Mod of numbers with large exponents [modular order reduction]

The formula you've heard of results from the fact that congruences are compatible with addition and multiplication.

The first power $13^{100}$ is easy: $13\equiv -1\mod 7$, so $$13^{100}\equiv (-1)^{100}=1\pmod 7.$$

The second power uses Lil' Fermat: for any number $a\not\equiv 0\mod 13$, we have $a^{12}\equiv 1\pmod{13}$, hence $$7^{100}\equiv 7^{100\bmod12}\equiv 7^4\equiv 10^2\equiv 9\pmod{13}$$

Hint $\, $ The key idea is that any periodicity of the exponential map $\,n\mapsto a^n\,$ allows us to use modular order reduction on exponents as in the Lemma below. We can find small periods $\,e\,$ such that $\,a^{\large e}\equiv 1\,$ either by Euler's totient or Fermat's little theorem (or by Carmichael's lambda generalization), along with obvious roots of $\,1\,$ such as $\,(-1)^2\equiv 1,$ then we apply the below fact.

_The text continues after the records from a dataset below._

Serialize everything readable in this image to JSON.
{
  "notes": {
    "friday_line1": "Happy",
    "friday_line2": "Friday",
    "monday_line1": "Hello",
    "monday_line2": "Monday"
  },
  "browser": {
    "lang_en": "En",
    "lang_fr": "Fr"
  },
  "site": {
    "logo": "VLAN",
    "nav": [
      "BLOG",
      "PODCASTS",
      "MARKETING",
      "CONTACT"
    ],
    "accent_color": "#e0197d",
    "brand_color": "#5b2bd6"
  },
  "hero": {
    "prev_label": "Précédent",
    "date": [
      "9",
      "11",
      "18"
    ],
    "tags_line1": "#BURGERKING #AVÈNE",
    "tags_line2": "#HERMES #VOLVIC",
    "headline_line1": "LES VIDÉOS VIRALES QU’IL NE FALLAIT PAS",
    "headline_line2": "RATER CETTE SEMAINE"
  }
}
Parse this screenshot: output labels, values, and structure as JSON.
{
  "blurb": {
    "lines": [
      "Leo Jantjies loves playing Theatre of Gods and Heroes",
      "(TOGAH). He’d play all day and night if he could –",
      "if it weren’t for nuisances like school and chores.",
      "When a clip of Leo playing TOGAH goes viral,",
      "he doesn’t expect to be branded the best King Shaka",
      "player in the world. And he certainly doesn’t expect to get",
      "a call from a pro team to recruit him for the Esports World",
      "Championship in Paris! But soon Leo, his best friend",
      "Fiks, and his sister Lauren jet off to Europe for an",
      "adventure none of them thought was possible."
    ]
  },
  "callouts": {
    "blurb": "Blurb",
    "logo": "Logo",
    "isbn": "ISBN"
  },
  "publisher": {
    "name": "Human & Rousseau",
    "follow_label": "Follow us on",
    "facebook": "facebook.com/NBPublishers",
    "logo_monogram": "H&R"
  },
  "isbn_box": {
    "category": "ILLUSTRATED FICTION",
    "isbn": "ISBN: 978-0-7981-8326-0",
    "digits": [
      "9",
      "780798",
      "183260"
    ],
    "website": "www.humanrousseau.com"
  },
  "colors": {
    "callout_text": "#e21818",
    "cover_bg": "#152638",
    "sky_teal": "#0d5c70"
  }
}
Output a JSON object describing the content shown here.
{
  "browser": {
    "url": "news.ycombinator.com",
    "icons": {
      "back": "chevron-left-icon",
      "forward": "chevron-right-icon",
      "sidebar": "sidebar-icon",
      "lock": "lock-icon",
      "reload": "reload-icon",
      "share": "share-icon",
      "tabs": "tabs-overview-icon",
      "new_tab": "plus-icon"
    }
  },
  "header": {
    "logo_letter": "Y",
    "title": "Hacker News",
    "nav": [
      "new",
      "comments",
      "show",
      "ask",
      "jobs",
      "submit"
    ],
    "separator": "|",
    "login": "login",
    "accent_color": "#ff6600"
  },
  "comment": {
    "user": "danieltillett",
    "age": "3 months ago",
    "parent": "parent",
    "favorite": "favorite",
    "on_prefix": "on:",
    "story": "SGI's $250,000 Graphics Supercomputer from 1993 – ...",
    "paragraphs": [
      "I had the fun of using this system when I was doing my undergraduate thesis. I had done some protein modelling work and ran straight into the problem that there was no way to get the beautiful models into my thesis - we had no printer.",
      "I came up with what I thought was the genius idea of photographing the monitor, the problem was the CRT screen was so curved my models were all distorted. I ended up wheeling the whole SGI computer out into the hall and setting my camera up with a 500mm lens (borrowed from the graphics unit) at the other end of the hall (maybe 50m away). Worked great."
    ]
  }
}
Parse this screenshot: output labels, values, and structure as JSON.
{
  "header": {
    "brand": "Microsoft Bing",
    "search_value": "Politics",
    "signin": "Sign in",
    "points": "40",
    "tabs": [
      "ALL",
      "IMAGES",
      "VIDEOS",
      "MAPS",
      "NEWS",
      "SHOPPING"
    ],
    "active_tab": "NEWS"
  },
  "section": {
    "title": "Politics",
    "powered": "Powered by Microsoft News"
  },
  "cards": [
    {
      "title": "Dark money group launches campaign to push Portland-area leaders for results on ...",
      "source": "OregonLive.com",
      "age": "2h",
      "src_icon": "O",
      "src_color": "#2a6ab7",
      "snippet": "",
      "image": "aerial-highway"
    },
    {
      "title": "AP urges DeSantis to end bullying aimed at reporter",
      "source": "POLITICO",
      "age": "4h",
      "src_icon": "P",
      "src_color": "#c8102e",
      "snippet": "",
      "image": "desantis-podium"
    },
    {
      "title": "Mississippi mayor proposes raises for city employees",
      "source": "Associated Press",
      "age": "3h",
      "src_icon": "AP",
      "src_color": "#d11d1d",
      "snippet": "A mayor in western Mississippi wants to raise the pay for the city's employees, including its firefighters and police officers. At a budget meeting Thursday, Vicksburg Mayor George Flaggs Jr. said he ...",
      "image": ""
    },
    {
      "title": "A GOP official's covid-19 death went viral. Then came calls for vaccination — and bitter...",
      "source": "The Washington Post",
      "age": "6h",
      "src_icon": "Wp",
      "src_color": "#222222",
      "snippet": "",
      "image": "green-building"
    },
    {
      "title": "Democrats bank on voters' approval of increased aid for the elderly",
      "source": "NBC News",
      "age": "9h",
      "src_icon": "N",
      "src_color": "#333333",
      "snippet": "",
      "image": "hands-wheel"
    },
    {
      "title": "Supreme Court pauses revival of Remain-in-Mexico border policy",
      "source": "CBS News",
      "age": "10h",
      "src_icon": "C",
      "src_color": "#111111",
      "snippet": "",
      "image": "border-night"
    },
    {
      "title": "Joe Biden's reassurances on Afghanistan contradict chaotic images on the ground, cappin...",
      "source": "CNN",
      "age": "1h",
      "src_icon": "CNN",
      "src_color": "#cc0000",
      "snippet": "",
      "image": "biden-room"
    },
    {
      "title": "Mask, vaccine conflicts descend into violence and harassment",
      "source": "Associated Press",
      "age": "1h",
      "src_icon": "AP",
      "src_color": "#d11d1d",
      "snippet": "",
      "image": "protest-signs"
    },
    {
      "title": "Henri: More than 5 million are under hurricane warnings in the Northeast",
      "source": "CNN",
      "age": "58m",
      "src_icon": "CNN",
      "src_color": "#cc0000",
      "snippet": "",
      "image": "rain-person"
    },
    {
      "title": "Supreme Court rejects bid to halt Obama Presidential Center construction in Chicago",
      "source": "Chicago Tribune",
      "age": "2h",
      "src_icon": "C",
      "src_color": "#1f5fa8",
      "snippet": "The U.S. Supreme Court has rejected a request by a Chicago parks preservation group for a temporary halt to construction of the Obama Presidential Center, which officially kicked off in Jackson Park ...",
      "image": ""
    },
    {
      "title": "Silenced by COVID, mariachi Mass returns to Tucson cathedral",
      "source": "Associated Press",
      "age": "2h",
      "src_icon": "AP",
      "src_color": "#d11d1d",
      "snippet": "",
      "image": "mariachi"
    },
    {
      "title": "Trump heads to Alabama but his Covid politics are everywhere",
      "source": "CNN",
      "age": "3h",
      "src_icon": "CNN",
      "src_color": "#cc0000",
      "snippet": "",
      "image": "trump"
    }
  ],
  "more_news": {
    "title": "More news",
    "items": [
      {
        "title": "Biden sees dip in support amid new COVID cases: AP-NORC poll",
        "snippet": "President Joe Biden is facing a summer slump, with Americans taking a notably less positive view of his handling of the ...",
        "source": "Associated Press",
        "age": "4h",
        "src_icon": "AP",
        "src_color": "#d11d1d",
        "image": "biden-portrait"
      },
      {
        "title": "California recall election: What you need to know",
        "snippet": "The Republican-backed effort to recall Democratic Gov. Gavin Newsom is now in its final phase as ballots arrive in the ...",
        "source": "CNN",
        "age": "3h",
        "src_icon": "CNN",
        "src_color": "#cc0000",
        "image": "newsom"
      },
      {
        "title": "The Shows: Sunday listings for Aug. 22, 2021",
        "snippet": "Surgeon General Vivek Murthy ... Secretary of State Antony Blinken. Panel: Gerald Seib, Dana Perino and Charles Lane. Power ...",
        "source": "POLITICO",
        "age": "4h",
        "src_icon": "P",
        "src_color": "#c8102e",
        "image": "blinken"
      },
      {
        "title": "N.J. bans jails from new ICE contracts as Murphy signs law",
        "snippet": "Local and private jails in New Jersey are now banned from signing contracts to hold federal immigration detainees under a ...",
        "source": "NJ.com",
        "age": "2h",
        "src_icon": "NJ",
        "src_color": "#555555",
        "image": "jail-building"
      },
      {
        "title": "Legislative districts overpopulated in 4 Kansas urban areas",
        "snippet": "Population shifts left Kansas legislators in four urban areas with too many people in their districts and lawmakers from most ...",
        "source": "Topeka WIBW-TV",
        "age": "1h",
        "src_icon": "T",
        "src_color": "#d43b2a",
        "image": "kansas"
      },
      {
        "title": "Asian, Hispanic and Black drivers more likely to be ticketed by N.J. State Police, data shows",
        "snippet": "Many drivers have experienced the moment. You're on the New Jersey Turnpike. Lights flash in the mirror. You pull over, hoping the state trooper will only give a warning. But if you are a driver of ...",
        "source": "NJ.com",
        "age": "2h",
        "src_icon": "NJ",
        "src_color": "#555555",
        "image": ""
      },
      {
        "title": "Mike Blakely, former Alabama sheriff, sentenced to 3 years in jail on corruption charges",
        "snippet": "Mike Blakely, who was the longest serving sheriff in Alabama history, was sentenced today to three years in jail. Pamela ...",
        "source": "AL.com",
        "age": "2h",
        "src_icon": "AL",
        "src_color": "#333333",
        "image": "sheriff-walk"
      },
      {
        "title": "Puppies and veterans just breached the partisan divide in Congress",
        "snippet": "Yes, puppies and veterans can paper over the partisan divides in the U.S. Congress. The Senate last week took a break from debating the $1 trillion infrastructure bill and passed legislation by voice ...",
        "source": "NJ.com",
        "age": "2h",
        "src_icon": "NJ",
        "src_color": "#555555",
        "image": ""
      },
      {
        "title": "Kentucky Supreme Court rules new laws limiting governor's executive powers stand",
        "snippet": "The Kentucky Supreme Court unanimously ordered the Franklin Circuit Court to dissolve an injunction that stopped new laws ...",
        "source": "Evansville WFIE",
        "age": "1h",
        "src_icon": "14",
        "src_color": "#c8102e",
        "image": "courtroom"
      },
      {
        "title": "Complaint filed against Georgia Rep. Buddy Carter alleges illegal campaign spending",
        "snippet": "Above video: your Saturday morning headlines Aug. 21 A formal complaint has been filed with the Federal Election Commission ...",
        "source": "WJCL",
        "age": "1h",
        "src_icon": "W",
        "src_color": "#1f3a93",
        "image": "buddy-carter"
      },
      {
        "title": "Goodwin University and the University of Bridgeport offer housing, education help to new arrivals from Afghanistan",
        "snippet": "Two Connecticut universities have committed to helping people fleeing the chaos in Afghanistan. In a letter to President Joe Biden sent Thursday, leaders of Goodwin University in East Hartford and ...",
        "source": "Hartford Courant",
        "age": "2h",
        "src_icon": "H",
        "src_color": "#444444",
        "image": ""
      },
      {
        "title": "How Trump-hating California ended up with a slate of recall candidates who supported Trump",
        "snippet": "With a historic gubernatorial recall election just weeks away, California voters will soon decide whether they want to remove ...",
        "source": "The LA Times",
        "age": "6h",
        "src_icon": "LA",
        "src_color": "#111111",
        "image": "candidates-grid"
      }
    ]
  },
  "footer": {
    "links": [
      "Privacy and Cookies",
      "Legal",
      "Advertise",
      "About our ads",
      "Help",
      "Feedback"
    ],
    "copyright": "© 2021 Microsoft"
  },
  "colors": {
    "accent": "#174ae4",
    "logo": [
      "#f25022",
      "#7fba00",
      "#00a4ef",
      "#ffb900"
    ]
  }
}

Theorem $ \ \ $ Suppose that: $\,\ \color{#c00}{a^{\large e}\equiv\, 1}\,\pmod{\! m}\ $ and $\, e>0,\ n,k\ge 0\,$ are integers. Then

$\qquad n\equiv k\pmod{\! \color{#c00}e}\,\Longrightarrow\,a^{\large n}\equiv a^{\large k}\pmod{\!m},\,$ and conversely if $\,a\,$ has order $\,\color{#c00}e\,$ mod $\,m$

Proof $\ $ Wlog $\,n\ge k\,$ so $\,a^{\large n-k} a^{\large k}\equiv a^{\large k}\!\iff a^{\large n-k}\equiv 1\iff n\equiv k\pmod{\!e}\,$ by here, where we cancelled $\,a^{\large k}\,$ using $\,a^{\large e}\equiv 1\,\Rightarrow\, a\,$ is invertible so cancellable (cf. below Remark).

Corollary $\ \ \bbox[7px,border:1px solid #c00]{\!\bmod m\!:\,\ \color{#c00}{a^{\large e}\equiv 1}\,\Rightarrow\, a^{\large n}\equiv a^{\large n\bmod \color{#c00}e}}\,\ $ by $\ n\equiv n\bmod e\,\pmod{\!e}$

Remark $ $ If modular inverses are known then it is not necessary to restrict to nonnegative powers of $\,a\,$ above since $\,a^{\large e}\equiv 1,\ e> 0\,\Rightarrow\,$ $a$ is invertible by $\,a a^{\large e-1}\equiv 1\,$ so $\,a^{\large -1}\equiv a^{\large e-1}$. As motivation it may help to consider the additive analog of above multiplicative form, namely

Theorem $ \ \ $ Suppose that: $\,\ \color{#c00}{e\cdot a \equiv\, 0}\,\pmod{\! m}\ $ and $\, e>0,\ n,k\,$ are integers. Then

$\ \quad n\equiv k\pmod{\! \color{#c00}e}\,\Longrightarrow\,n\cdot a \equiv k\cdot a\pmod{\!m},\, $ and conversely if $\,a\,$ has (+)order $\,\color{#c00}e\,$ mod $\,m$

Corollary $\ \ \bbox[7px,border:1px solid #c00]{\!\bmod m\!:\,\ \color{#c00}{e\cdot a\equiv 0}\,\Rightarrow\, n\cdot a\equiv (n\bmod \color{#c00}e)\cdot a}\,\ $ by $\ n\equiv n\bmod e\,\pmod{\!e}$

For example: $\bmod 10\!:\,\ 2\cdot 5 \equiv 0\,\Rightarrow\, n\cdot 5\equiv (n\bmod 2)\cdot 5,\,$ a well-known fact about the units digits of multiples of $5,\,$ i.e. it is $\,0\,$ if $\,n\,$ is even, else $\,5.$

For example: $\bmod 12\!:\,\ 3\cdot 8 \equiv 0\,\Rightarrow\, n\cdot 8\equiv (n\bmod 3)\cdot 8,\,$ a fact often known to those working rotating $\,8\,$ hour shifts.

The analogy will be clarified if one studies group theory (these are basic facts on cyclic groups).

Quick answer: $13 = 2\cdot 7-1$ so $13\equiv-1\mod 7$ and therefore $13^{100} \equiv (-1)^{100} \mod 7$

Other one is fairly quick: \begin{eqnarray} \phi(13) = 12\\ \gcd(7,13)=1\\ 7^{100}\equiv7^{4} \mod13\\ 7\rightarrow10\rightarrow5\rightarrow9 \end{eqnarray} Probably a nicer way to do that.